Aconteceu o que eu mais temia.
Inevitável os pitacos do amigo Escova sobre a crônica que ontem escrevi sobre os gorjeios dos sabiás laranjeiras nos bairros de São Paulo.
Os pássaros – como disse reportagem da Globo e eu comentei – cantam cada vez mais cedo, em meio à madrugada, para escapar aos ruídos da cidade grande e assim atrair a pássara amada para o seu galho.
Quem conhece o Escova, como eu e meus amáveis cinco ou seis leitores, sabem bem que o pilantra (ele é pilantra, mas é meu amigo) não perderia a chance.
Pois então… Quando o telefone tocou no meio da noite de ontem, justo quando ao pessoal do Boa Noite Fox falava do meu Palmeiras, entendi logo que era ele – e me preparei para ouvir suas histórias.
Escova começou elogiando o destaque que dei ao tema:
– O amor em primeiro lugar. Sempre.
– Menos Escova, menos.
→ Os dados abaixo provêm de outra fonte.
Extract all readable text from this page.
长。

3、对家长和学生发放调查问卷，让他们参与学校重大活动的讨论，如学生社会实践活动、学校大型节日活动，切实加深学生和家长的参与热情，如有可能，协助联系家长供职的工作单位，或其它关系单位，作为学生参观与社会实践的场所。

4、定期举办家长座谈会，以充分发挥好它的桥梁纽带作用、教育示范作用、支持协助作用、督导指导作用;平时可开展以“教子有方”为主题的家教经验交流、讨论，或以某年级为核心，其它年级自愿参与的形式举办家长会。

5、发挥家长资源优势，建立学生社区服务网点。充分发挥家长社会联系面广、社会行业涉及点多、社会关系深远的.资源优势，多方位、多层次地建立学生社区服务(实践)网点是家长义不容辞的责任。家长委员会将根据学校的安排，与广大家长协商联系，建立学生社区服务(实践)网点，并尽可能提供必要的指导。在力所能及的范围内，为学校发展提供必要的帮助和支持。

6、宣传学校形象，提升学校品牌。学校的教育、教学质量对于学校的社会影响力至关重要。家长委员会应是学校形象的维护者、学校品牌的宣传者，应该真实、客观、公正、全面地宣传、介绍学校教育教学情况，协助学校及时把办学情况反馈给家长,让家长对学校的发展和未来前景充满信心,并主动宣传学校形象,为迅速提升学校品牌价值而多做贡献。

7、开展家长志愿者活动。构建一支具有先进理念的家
Apenas comentei uma reportagem que vi na TV e que mostra o quanto há de vida mesmo em uma cidade tão confusa e cinza quanto São Paulo.
– São coisas que não vemos e que acontece diante de nós, completou o amigo.
– É por aí, Escova – eu disse. – Que bom que você gostou.
– Não só gostei como me fez rememorar os velhos tempos em que era conhecido como o Dom Juan das Quebradas do Sacomã. Lembra?
– Lembrar eu lembro, amigo. Mas, vamos deixar o passado no passado. Afinal este é um Blog família e as suas trampolinagens não é coisa pra se contar com orgulho.
– Deixe de bobagem, campeão. O que passou passou, é fato. Mas bom demais lembrar.
Pronto. O cara me deixou curioso a ponto de soltar um desnecessário “lembrar o quê”.
– Ora, meu caro. Você sabe que eu era bom na coisa. Tanto que não exagero dizer que os sabiás nada nada copiaram um estilo que adotei em idos tempos – e só parei porque o noivo da moça resolveu dar uma incerta nas primeiras horas da
manhã na casa da prometida.
– Como assim, Escova? Não entendi.
– Eu saía do jornal três, quatro da manhã – o horário que os pássaros fazem a cantoria, que coincidência! – e passava no apartamento da moça (que morava sozinha). Se a luz estivesse acesa, eu podia subir na boa que era só “love, love, love”. O porteiro sabia do nosso esquema e colaborava sem qualquer bronca. O amor na aurora de um novo dia,posso lhe garantir, é mais poético…
– Não acredito!
– Pode acreditar. Só não dou o nome da moça pra você tirar a prova porque sou um cavalheiro e ela acabou casando com o príncipe que quase nos deu um fragrante naquela ensolarada manhã. Foi por pouco. O porteiro disparou o interfone e eu fui me esconder dentro do box do banheiro.
– Que perigo!
– É como diz o Nélson Rodrigues: se você não tiver sorte na vida, você não chega do outro lado da rua.
Bem adequada a lembrança de Nélson Rodrigues para justificar as peripécias do Escova, desde sempre um inveterado tico-tico no fubá.